5.                  La responsabilità penale dell’organismo di vigilanza  per l'omesso impedimento degli illeciti penali.


La dottrina ha avanzato una ricostruzione interpretativa per la quale, in capo ai membri dell'OdV, vi sarebbe una vera e propria posizione di garanzia rispetto alla commissione dei reati c.d. presupposto del decreto e, conseguentemente, una responsabilità penale per l'omesso impedimento dei suddetti illeciti penali.

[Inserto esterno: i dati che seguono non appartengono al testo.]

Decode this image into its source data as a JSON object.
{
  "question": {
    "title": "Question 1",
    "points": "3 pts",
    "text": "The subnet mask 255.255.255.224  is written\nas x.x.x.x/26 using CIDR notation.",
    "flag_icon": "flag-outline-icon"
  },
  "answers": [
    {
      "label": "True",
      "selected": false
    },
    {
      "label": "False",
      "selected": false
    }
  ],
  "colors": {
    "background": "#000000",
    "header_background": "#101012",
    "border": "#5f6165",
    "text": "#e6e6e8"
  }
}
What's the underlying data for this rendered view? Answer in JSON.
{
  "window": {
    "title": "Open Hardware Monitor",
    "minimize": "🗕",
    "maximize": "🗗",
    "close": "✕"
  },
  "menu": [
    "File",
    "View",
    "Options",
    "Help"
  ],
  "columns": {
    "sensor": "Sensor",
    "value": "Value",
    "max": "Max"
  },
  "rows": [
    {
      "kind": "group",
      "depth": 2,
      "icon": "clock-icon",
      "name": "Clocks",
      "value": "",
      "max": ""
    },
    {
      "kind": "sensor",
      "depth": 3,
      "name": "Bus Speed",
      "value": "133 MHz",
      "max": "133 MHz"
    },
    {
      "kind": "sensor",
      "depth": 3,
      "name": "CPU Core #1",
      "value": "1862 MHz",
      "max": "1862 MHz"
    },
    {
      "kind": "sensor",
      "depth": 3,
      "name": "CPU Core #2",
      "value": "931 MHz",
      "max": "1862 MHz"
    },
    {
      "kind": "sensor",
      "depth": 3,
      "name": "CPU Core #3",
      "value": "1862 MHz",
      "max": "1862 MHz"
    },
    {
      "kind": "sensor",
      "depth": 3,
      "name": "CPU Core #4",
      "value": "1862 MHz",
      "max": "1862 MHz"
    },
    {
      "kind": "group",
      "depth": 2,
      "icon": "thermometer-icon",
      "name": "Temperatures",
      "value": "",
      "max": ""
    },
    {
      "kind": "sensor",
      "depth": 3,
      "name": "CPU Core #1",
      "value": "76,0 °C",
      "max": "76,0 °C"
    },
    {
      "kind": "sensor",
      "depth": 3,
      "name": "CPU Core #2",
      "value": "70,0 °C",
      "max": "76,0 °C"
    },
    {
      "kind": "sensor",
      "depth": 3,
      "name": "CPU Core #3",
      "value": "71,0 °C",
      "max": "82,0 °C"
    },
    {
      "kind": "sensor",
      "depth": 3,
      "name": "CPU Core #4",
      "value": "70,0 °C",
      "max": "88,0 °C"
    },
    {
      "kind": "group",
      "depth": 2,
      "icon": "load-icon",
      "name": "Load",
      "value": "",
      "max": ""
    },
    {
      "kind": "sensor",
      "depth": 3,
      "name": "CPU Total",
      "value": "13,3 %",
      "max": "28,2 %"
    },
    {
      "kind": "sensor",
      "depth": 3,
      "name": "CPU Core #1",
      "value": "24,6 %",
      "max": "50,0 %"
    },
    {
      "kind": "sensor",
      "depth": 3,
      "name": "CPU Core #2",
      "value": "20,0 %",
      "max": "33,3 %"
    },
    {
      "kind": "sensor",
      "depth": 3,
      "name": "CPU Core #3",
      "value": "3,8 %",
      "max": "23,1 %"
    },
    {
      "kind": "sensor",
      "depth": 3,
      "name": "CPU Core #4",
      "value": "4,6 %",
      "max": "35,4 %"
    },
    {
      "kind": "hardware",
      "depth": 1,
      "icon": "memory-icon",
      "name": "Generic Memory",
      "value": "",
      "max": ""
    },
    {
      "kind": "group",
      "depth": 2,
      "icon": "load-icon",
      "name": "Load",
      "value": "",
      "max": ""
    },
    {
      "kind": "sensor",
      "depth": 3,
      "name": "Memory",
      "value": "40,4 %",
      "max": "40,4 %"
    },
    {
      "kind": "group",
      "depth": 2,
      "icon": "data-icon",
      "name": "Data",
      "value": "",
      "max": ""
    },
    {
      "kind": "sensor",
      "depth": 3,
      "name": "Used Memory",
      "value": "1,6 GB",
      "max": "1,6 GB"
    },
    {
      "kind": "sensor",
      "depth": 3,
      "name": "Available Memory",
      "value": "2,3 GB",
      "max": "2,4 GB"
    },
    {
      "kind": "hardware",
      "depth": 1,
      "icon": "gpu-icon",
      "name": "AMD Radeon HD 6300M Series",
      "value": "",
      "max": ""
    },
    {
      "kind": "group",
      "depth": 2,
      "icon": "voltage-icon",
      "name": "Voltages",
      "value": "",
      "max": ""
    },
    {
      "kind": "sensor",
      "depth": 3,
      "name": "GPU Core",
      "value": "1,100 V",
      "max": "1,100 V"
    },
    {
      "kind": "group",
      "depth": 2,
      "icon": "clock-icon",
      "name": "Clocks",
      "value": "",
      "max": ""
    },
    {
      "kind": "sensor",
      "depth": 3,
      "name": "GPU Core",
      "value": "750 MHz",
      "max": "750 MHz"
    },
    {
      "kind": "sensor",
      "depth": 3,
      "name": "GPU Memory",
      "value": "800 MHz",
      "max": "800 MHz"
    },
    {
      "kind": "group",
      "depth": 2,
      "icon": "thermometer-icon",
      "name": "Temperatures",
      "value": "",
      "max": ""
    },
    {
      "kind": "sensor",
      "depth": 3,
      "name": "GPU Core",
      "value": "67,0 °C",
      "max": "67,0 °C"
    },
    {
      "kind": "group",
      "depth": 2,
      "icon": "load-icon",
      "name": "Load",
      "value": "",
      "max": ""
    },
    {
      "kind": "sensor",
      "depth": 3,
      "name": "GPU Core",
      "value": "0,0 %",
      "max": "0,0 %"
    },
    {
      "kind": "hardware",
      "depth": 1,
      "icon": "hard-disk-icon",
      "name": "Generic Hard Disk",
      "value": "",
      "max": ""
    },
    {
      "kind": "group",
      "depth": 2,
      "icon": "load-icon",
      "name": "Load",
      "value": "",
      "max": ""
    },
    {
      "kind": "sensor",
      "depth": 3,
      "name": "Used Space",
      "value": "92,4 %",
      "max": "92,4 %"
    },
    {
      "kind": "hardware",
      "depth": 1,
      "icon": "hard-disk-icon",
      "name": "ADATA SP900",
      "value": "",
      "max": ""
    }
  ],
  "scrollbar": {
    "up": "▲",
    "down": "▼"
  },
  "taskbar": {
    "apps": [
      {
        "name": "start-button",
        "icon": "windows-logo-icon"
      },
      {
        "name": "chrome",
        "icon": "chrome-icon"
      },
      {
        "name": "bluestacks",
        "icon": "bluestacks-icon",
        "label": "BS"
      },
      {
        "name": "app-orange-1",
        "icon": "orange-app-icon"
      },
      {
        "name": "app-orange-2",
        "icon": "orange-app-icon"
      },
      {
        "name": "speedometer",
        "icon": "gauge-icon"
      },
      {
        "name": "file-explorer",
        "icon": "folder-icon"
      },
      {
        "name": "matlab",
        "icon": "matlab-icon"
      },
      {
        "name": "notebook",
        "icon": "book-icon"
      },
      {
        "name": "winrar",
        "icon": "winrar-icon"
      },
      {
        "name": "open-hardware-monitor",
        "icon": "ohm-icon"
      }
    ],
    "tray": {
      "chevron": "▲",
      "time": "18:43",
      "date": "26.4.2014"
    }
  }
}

Da un lato sussisterebbe per i membri dell'OdV solo una posizione di sorveglianza, ma, ciò nondimeno, tali soggetti potrebbero essere chiamati a rispondere a titolo di concorso nel reato, se dolosamente siano rimasti inerti dinanzi a fatti delittuosi commessi in violazione dei modelli organizzativi settoriali, agevolando con l'inerzia, la commissione dei reati realizzati nell'interesse o a vantaggio dell'ente. S. Panagia, Rilievi critici sulla responsabilità punitiva degli enti, in Riv. trim. dir. pen. ec., 2008, p 165,
Un autore ha ipotizzato la configurabilità di una posizione di garanzia con riferimento alle lesioni colpose e all'omicidio colposo dipendente dal mancato rispetto delle norme sulla sicurezza e sull'igiene nei luoghi di lavoro. L. Antonetto, Il regime del rapporto e della responsabilità dei membri dell'organismo di vigilanza, in La responsabilità amministrativa delle società e degli enti, 2008, p. 83. Si veda comunque infra, par. 6.
Non esistono, peraltro precedenti giurisprudenziali. L. Troyer e A. Ingrassia, Vi è una posizione di garanzia in capo ai membri dell'Organismo di Vigilanza? Spunti di riflessione, in Riv. dottori comm., 2008, 6, 1266.